Aujourd'hui, le PNGO (l'ensemble des O.N.G palestiniennes dont le président est Mustapha Barghouti) a appelé les citoyens de Jérusalem et de Bethléem à se diriger sur les barrages militaires dans une marche pacifique de convergence. Les internationaux sont là. Le mot d'ordre: «Jérusalem ouverte».

Je fais partie du groupe  qui part de Bethléem pour Jérusalem. Même regard sur le développement des colonies que celui d'hier sur la route d'Hébron. Barak n'a pas perdu son temps durant la période des accords d'Oslo !

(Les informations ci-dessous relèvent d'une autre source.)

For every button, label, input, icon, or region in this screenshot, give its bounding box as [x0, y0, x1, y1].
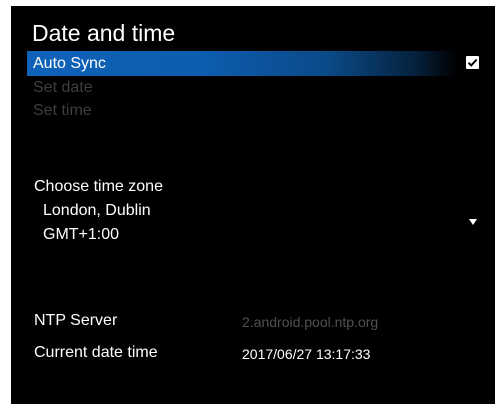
triangle-down-icon[interactable]	[469, 219, 477, 225]
auto-sync-label[interactable]: Auto Sync	[33, 54, 106, 74]
set-time-item[interactable]: Set time	[33, 101, 92, 121]
checkmark-icon	[467, 58, 478, 67]
time-zone-offset[interactable]: GMT+1:00	[43, 224, 119, 246]
ntp-server-value: 2.android.pool.ntp.org	[242, 314, 379, 330]
date-time-settings-panel: Date and time Auto Sync Set date Set tim…	[11, 6, 495, 404]
current-date-time-label: Current date time	[34, 344, 158, 361]
time-zone-city[interactable]: London, Dublin	[43, 200, 151, 222]
time-zone-label: Choose time zone	[34, 178, 163, 195]
ntp-server-label: NTP Server	[34, 312, 118, 329]
auto-sync-checkbox[interactable]	[466, 56, 479, 69]
page-title: Date and time	[32, 20, 176, 46]
set-date-item[interactable]: Set date	[33, 78, 93, 98]
current-date-time-value: 2017/06/27 13:17:33	[242, 346, 371, 362]
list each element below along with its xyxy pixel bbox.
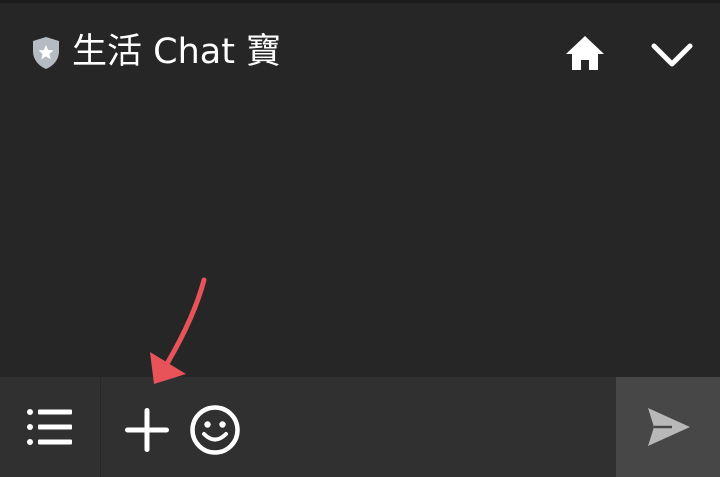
message-area — [0, 99, 720, 377]
shield-star-icon — [31, 36, 61, 70]
emoji-button[interactable] — [189, 404, 241, 456]
chat-title: 生活 Chat 寶 — [72, 32, 282, 72]
chevron-down-icon — [648, 35, 696, 75]
composer-bar — [0, 377, 720, 477]
chat-app: 生活 Chat 寶 — [0, 0, 720, 477]
smiley-icon — [189, 404, 241, 456]
menu-button[interactable] — [24, 405, 76, 449]
home-icon — [563, 31, 607, 75]
composer-divider — [100, 377, 101, 477]
collapse-button[interactable] — [648, 35, 696, 75]
menu-list-icon — [24, 405, 76, 449]
home-button[interactable] — [563, 31, 607, 75]
message-input[interactable] — [252, 399, 612, 457]
plus-icon — [123, 406, 171, 454]
add-attachment-button[interactable] — [123, 406, 171, 454]
chat-header: 生活 Chat 寶 — [0, 3, 720, 99]
send-button[interactable] — [616, 377, 720, 477]
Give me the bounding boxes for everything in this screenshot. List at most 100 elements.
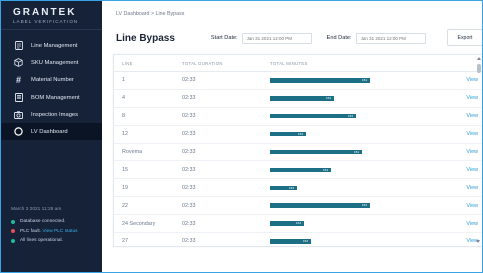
status-database: Database connected. xyxy=(11,217,78,227)
minutes-bar: 154 xyxy=(270,185,297,191)
line-cell: 27 xyxy=(122,238,128,245)
page-title: Line Bypass xyxy=(116,32,175,44)
minutes-cell: 154 xyxy=(270,113,460,119)
line-cell: 8 xyxy=(122,113,125,120)
minutes-cell: 154 xyxy=(270,78,460,83)
table-row: 8 02:33 154 View xyxy=(114,108,482,126)
table-row: 15 02:33 154 View xyxy=(114,161,482,180)
status-dot-green xyxy=(11,238,15,243)
table-row: Rovema 02:33 154 View xyxy=(114,144,482,162)
page-header: Line Bypass Start Date: End Date: xyxy=(116,31,476,45)
line-cell: 22 xyxy=(122,202,128,209)
scrollbar[interactable] xyxy=(476,57,481,243)
sidebar-item-label: Material Number xyxy=(31,77,74,84)
duration-cell: 02:33 xyxy=(182,184,196,191)
minutes-value: 154 xyxy=(353,149,359,154)
line-cell: 1 xyxy=(122,77,125,84)
minutes-value: 154 xyxy=(322,167,328,172)
duration-cell: 02:33 xyxy=(182,220,196,227)
duration-cell: 02:33 xyxy=(182,166,196,173)
app-window: GRANTEK LABEL VERIFICATION Line Manageme… xyxy=(0,0,483,273)
table-row: 4 02:33 154 View xyxy=(114,90,482,108)
system-status: March 3 2021 11:28 am Database connected… xyxy=(11,207,78,246)
sidebar: GRANTEK LABEL VERIFICATION Line Manageme… xyxy=(1,1,102,272)
bypass-table-card: LINE TOTAL DURATION TOTAL MINUTES 1 02:33… xyxy=(113,54,482,247)
minutes-value: 154 xyxy=(302,239,308,244)
sidebar-item-label: LV Dashboard xyxy=(31,128,68,135)
document-icon xyxy=(14,41,23,51)
sidebar-item-material-number[interactable]: # Material Number xyxy=(1,72,102,89)
breadcrumb[interactable]: LV Dashboard > Line Bypass xyxy=(116,11,184,17)
sidebar-nav: Line Management SKU Management # Materia… xyxy=(1,37,102,141)
status-plc: PLC fault. View PLC status xyxy=(11,227,78,237)
line-cell: 4 xyxy=(122,95,125,102)
minutes-bar: 154 xyxy=(270,78,370,83)
minutes-bar: 154 xyxy=(270,96,334,101)
status-text: PLC fault. xyxy=(20,228,42,234)
brand-subtitle: LABEL VERIFICATION xyxy=(13,19,79,24)
minutes-value: 154 xyxy=(297,131,303,136)
end-date-input[interactable] xyxy=(355,32,426,44)
brand-name: GRANTEK xyxy=(13,7,77,18)
view-plc-status-link[interactable]: View PLC status xyxy=(42,229,77,234)
start-date-input[interactable] xyxy=(241,32,312,44)
minutes-cell: 154 xyxy=(270,185,460,191)
minutes-value: 154 xyxy=(295,221,301,226)
status-text: Database connected. xyxy=(20,219,66,225)
minutes-cell: 154 xyxy=(270,131,460,137)
minutes-cell: 154 xyxy=(270,221,460,226)
duration-cell: 02:33 xyxy=(182,149,196,155)
hash-icon: # xyxy=(15,75,21,86)
main-content: LV Dashboard > Line Bypass Line Bypass S… xyxy=(102,1,482,272)
line-cell: 12 xyxy=(122,131,128,138)
column-header-minutes: TOTAL MINUTES xyxy=(270,60,308,66)
column-header-duration: TOTAL DURATION xyxy=(182,60,223,66)
minutes-bar: 154 xyxy=(270,221,304,226)
cube-icon xyxy=(14,58,23,68)
table-header: LINE TOTAL DURATION TOTAL MINUTES xyxy=(114,55,482,72)
table-row: 27 02:33 154 View xyxy=(114,233,482,246)
camera-icon xyxy=(14,110,23,119)
minutes-value: 154 xyxy=(361,78,367,83)
start-date-label: Start Date: xyxy=(210,35,238,41)
duration-cell: 02:33 xyxy=(182,77,196,84)
scroll-thumb[interactable] xyxy=(476,64,481,73)
minutes-bar: 154 xyxy=(270,167,331,173)
minutes-value: 154 xyxy=(325,96,331,101)
sidebar-item-label: BOM Management xyxy=(31,94,80,101)
minutes-bar: 154 xyxy=(270,239,311,244)
line-cell: 15 xyxy=(122,166,128,173)
table-body: 1 02:33 154 View 4 02:33 154 View 8 02:33 154 View 1… xyxy=(114,72,482,246)
minutes-value: 154 xyxy=(361,203,367,208)
export-button[interactable]: Export xyxy=(447,29,482,46)
sidebar-item-inspection-images[interactable]: Inspection Images xyxy=(1,106,102,123)
status-dot-green xyxy=(11,219,15,224)
scroll-down-arrow-icon[interactable] xyxy=(476,240,480,243)
sidebar-item-label: SKU Management xyxy=(31,59,79,66)
table-row: 1 02:33 154 View xyxy=(114,72,482,90)
duration-cell: 02:33 xyxy=(182,238,196,245)
minutes-bar: 154 xyxy=(270,203,370,208)
sidebar-item-lv-dashboard[interactable]: LV Dashboard xyxy=(1,123,102,141)
minutes-value: 154 xyxy=(288,185,294,190)
table-row: 24 Secondary 02:33 154 View xyxy=(114,215,482,234)
sidebar-item-label: Inspection Images xyxy=(31,111,79,118)
minutes-bar: 154 xyxy=(270,113,356,119)
line-cell: 19 xyxy=(122,184,128,191)
sidebar-item-bom-management[interactable]: BOM Management xyxy=(1,89,102,106)
brand: GRANTEK LABEL VERIFICATION xyxy=(1,1,102,30)
status-lines: All lines operational. xyxy=(11,236,78,246)
sidebar-item-sku-management[interactable]: SKU Management xyxy=(1,54,102,71)
sidebar-item-label: Line Management xyxy=(31,42,78,49)
minutes-cell: 154 xyxy=(270,203,460,208)
table-row: 19 02:33 154 View xyxy=(114,179,482,198)
minutes-cell: 154 xyxy=(270,167,460,173)
list-icon xyxy=(14,93,23,102)
line-cell: 24 Secondary xyxy=(122,220,156,227)
table-row: 12 02:33 154 View xyxy=(114,126,482,144)
sidebar-item-line-management[interactable]: Line Management xyxy=(1,37,102,54)
minutes-cell: 154 xyxy=(270,96,460,101)
table-row: 22 02:33 154 View xyxy=(114,197,482,216)
scroll-up-arrow-icon[interactable] xyxy=(476,57,481,60)
status-dot-red xyxy=(11,229,15,234)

Je suis préparée depuis Ramallah au choc que constitue le passage du check-point. Même embouteillage, même humiliation pour les familles qui se rendent visite en cette fin d'année, même contrôle de papier. En fait, à bien y regarder, celui de Bethléem représente un danger bien plus grand pour celui qui doit l'emprunter que celui de Ramallah: ä un moment donné, après être descendus du taxi collectif, nous sommes obligés de quitter la route pour poursuivre le trajet sur une sorte de passerelle d'un mètre de large, construite derrière le poste militaire, à flanc de colline. C'est vertigineux, sans barrière, ouverte sur un autre versant de la colline .Une colonie la surplombe, pas très loin.…Je n'ose penser à ce qui se passerait s'il prenait l'envie à un de ces occupants de faire un carton sur nous  Puis, nous passons sous un long couvert de toile militaire. Six travailleurs palestiniens attendent là, dans une sorte de garde-à-vous. Nous protestons. Les soldats refusent de nous répondre. Circulez !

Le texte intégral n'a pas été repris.